L’authenticité clinique, telle qu’on la rencontre en Gestalt, en analyse transactionnelle ou en thérapie humaniste, ne contredit pas la rigueur de la psychanalyse ou des TCC.
Un psychologue clinicien ou un psychiatre ajusté saura rester suffisamment neutre pour accueillir la parole, tout en étant vivant, présent, incarné. L’objectif n’est pas d’être invisible, mais de rester disponible à la rencontre, sans satisfaire ses propres enjeux narcissiques. La bonne posture est un équilibre où la relation devient un espace psychothérapeutique contenant, soutenant et transformateur.

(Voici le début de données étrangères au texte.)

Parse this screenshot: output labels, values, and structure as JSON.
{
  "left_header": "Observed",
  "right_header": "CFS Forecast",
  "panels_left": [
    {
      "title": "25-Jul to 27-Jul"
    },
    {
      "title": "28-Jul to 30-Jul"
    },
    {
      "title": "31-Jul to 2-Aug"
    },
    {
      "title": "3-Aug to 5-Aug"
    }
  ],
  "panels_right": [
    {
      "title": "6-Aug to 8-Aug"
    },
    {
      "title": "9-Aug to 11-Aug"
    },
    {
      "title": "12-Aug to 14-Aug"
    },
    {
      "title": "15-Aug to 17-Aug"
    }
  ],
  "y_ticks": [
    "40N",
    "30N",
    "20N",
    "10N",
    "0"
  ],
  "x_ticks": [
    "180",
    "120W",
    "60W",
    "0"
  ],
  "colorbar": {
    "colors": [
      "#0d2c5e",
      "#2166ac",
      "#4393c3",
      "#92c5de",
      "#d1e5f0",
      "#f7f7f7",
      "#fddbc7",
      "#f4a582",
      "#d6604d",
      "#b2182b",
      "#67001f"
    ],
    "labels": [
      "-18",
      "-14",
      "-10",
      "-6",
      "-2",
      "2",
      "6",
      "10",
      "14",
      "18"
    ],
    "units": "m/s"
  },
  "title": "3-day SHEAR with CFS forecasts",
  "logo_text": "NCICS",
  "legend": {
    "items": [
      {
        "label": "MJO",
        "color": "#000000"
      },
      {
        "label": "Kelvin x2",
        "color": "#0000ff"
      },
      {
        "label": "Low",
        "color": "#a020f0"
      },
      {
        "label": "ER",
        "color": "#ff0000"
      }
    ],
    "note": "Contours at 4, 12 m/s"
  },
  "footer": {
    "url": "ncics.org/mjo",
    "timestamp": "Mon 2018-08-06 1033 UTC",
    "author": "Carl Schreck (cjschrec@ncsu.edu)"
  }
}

Un excès de retrait peut aggraver certains états anxieux, renforcer des vécus d’abandon, ou figer des dynamiques traumatiques. Une froideur pseudo-analytique peut même être ressentie comme violente par des patients en névrose ou en fragilité mentale. Une posture rigide trahit souvent une peur du contre-transfert ou un manque d’élaboration personnelle. Dans une perspective psychopathologique et systémique, la présence ajustée du thérapeute est essentielle pour maintenir un cadre thérapeutique contenant, où la psyché peut se réorganiser. Neutralité n'est pas indifférence.
On y analyse le contre-transfert, les résonances psychiques, les enjeux relationnels et les risques de confusion entre soi et l'autre. C’est un espace de croissance indispensable pour toute personne souhaitant devenir psychothérapeute, quel que soit son courant : psychanalyse, TCC, systémique, Gestalt ou modèle intégratif. La supervision aide à maintenir une posture psychothérapeutique rigoureuse, respectueuse du titre de psychothérapeute quand il est d’usage, et garante du cadre thérapeutique.
Les approches comportementales et TCC sont plus directes, parfois éducatives ; la psychanalyse active ou l’analyse psychodynamique misent sur l’écoute, le transfert et l’après-coup ; les thérapies intégratives, transactionnelles, humanistes ou systémiques mobilisent parfois la subjectivité du thérapeute comme levier. L'objectif ne change pas : guérir et soutenir la transformation psychique.
Ce qui évolue, c’est le rythme, le degré d’interaction et la manière de s’impliquer sans saturer l’espace psychothérapeutique.
La neutralité ajustée reste un fil conducteur.
Intervenir trop vite peut court-circuiter le processus inconscient ; se taire toujours peut figer la personne. La présence ajustée, chère aux auteurs psychodynamiques, consiste à être là sans prendre toute la place, à accompagner sans "guider", à ouvrir des pistes sans forcer la guérison. Cela demande une solide formation, une culture clinique, une supervision régulière et une conscience fine du psychisme et des mécanismes défensifs, qu’ils soient névrotiques, traumatiques ou narcissiques.